William Fitzhugh Brundage is the William B. Umstead Distinguished Professor of History at the University of North Carolina Chapel Hill. His research focuses on American history since the Civil War. His scholarship includes studies on lynching, utopian socialism in the New South, white and black historical memory in the post-Civil War South, and the history of torture in the United States from the time of European contact to the twenty-first century. He is currently working on a study of Civil War prisoners of war camps. Dr. Brundage received his B.A. from the University of Chicago and an M.A. and PhD from Harvard University in 1988.

He is the author of many books including Civilizing Torture: An American Tradition; A Southern Past: A Clash of Race and Memory; Lynching in the New South: Georgia and Virginia, 1880-1930; and A Socialist Utopia in the New South: the Ruskin Colonies in Tennessee and Georgia, 1894-1901. He has served as editor for numerous works including Beyond Blackface: African Americans and the Creation of American Popular Culture, 1890-1930; Booker T. Washington and Black Progress: Up from Slavery 100 Years Later; Where These Memories Grow: History, Memory; and Under Sentence of Death: Essays on Lynching in the South. He has contributed to dozens of works and more than forty reviews in journals such as the American Historical Review, Journal of American History, and the American Journal of Legal History. His most recent work is as editor for The New History of the American South released in May 2023, a work that expands the notion of how the South is defined by, for example, including the history of the indigenous populations that lived in the U. S. South before colonization.

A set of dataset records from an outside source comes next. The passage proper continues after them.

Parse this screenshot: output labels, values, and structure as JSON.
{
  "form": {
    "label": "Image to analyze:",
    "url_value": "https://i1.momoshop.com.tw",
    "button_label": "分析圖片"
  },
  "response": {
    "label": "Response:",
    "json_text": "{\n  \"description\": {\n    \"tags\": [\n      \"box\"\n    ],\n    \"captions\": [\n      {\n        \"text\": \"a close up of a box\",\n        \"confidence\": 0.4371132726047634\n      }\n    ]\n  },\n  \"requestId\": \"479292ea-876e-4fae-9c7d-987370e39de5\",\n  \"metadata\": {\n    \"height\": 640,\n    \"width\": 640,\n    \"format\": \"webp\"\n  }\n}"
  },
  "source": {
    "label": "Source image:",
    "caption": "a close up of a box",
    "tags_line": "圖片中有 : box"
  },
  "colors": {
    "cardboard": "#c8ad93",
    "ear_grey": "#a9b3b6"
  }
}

He is the recipient of many awards, including the Charles Sydnor Award for distinguished book in Southern history from the American Historical Association for The Southern Past. He was a 2019 finalist for the Pulitzer Prize in History for Civilizing Torture: An American Tradition. He won the Merle Curtis Award from the Organization of American Historians in 1994 for Lynching in the New South: Georgia and Virginia, 1880–1930.

In this interview Dr. Brundage talks about his forty-year friendship with Dr. Bischof that began as fellow graduate students at Harvard University, and how this friendship has inspired him in his own work. He reflects on Dr. Bischof’s “catholic” curiosity and the unlikely bond between a man from a small village in Austria with his new home in New Orleans. Dr. Brundage talks about his own love of New Orleans history and Gulf coast oysters. He also reflects on his life as a historian, recalling childhood memories of reading Civil War maps that inspired him to become a historian. He discusses how history has changed in his lifetime and why it is still important.

Interviewers:
Yvette Rubio is in the master's Program at the University of New Orleans. Her research focuses on late nineteenth century New Orleans.
Eli Musso is an undergraduate at the University of New Orleans. He is majoring in Interdisciplinary Studies with a concentration in community and leadership with a minor in management.